SINPAF participa de Fórum Nacional sobre os impactos dos agrotóxicos e transgênicos no Tocantins
Por: Camila Bordinha
O SINPAF marcou presença na 4ª Reunião da Coordenação Ampliada do Fórum Nacional de Combate aos Impactos dos Agrotóxicos e Transgênicos, realizada nos dias 3 e 4 de novembro, em Palmas (TO).
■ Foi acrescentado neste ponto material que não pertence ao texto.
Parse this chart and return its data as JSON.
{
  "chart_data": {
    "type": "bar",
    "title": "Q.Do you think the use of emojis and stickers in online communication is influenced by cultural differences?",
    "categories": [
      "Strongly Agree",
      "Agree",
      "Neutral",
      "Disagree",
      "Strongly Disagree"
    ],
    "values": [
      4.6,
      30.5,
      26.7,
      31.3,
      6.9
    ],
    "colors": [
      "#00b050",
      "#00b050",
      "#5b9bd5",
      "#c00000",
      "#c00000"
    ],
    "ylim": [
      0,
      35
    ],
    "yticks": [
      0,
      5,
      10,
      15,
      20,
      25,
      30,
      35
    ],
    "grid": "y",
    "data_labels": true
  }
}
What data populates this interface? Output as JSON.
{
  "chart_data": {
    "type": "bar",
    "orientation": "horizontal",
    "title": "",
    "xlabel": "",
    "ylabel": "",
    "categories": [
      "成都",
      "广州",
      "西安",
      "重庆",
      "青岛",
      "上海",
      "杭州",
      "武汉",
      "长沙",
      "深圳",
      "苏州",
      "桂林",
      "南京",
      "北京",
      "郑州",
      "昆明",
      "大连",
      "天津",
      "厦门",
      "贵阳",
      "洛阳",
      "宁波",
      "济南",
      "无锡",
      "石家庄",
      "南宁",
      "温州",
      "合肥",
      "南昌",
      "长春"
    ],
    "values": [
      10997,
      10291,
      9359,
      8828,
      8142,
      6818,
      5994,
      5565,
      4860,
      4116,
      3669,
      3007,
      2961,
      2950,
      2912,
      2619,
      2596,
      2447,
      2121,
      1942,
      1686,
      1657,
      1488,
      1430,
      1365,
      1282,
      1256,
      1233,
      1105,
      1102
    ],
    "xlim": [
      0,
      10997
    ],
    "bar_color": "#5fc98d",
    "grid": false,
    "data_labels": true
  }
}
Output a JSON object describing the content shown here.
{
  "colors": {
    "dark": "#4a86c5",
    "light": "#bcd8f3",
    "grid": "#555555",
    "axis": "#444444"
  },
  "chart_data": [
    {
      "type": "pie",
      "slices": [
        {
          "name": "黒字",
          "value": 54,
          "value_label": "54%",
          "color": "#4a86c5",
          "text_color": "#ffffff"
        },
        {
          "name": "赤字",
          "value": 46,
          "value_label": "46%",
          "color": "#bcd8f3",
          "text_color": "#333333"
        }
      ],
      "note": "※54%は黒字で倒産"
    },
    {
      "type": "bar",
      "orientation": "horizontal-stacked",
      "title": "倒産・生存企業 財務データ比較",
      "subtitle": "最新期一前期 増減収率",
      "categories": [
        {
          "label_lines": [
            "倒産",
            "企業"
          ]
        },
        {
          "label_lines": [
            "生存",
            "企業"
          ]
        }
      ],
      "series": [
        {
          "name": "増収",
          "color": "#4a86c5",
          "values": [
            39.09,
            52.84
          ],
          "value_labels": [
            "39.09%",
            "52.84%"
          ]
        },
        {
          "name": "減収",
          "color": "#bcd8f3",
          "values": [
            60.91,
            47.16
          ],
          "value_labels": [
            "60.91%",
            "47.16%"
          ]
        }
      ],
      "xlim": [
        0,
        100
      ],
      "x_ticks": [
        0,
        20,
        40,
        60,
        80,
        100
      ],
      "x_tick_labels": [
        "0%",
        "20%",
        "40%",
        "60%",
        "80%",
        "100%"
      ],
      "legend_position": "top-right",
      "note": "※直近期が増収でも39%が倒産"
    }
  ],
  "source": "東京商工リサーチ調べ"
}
O evento, convocado pelo Ministério Público do Tocantins, reuniu representantes de órgãos públicos, entidades sindicais, movimentos sociais e pesquisadores para discutir os efeitos do uso indiscriminado de agrotóxicos e cultivares transgênicos em comunidades rurais, indígenas e quilombolas.
Representando o Sindicato, o diretor adjunto de Saúde do Trabalhador, Sérgio Cobel, destacou que a iniciativa do Ministério Público ocorreu diante das crescentes denúncias de contaminação em áreas de assentamentos e perímetros irrigados no estado. “A preocupação é grande, especialmente porque o uso intensivo de agrotóxicos e transgênicos afeta diretamente a saúde dos trabalhadores, da população e do meio ambiente”, afirmou Cobel.
Na segunda-feira (3/11), os participantes realizaram visitas institucionais a órgãos públicos do Tocantins, como as Secretarias de Meio Ambiente (Semarh) e de Agricultura (Seagro), a Embrapa Pesca e Aquicultura e a Comissão de Meio Ambiente da Assembleia Legislativa. No dia seguinte, o auditório do Ministério Público do Tocantins sediou o encontro principal, com mesas de debate e apresentações sobre temas como a proibição do herbicida 2,4-D no Rio Grande do Sul, o contexto do PRONARA (Programa Nacional de Redução de Agrotóxicos), a problemática dos PFAS e os avanços nas políticas públicas de combate à contaminação química.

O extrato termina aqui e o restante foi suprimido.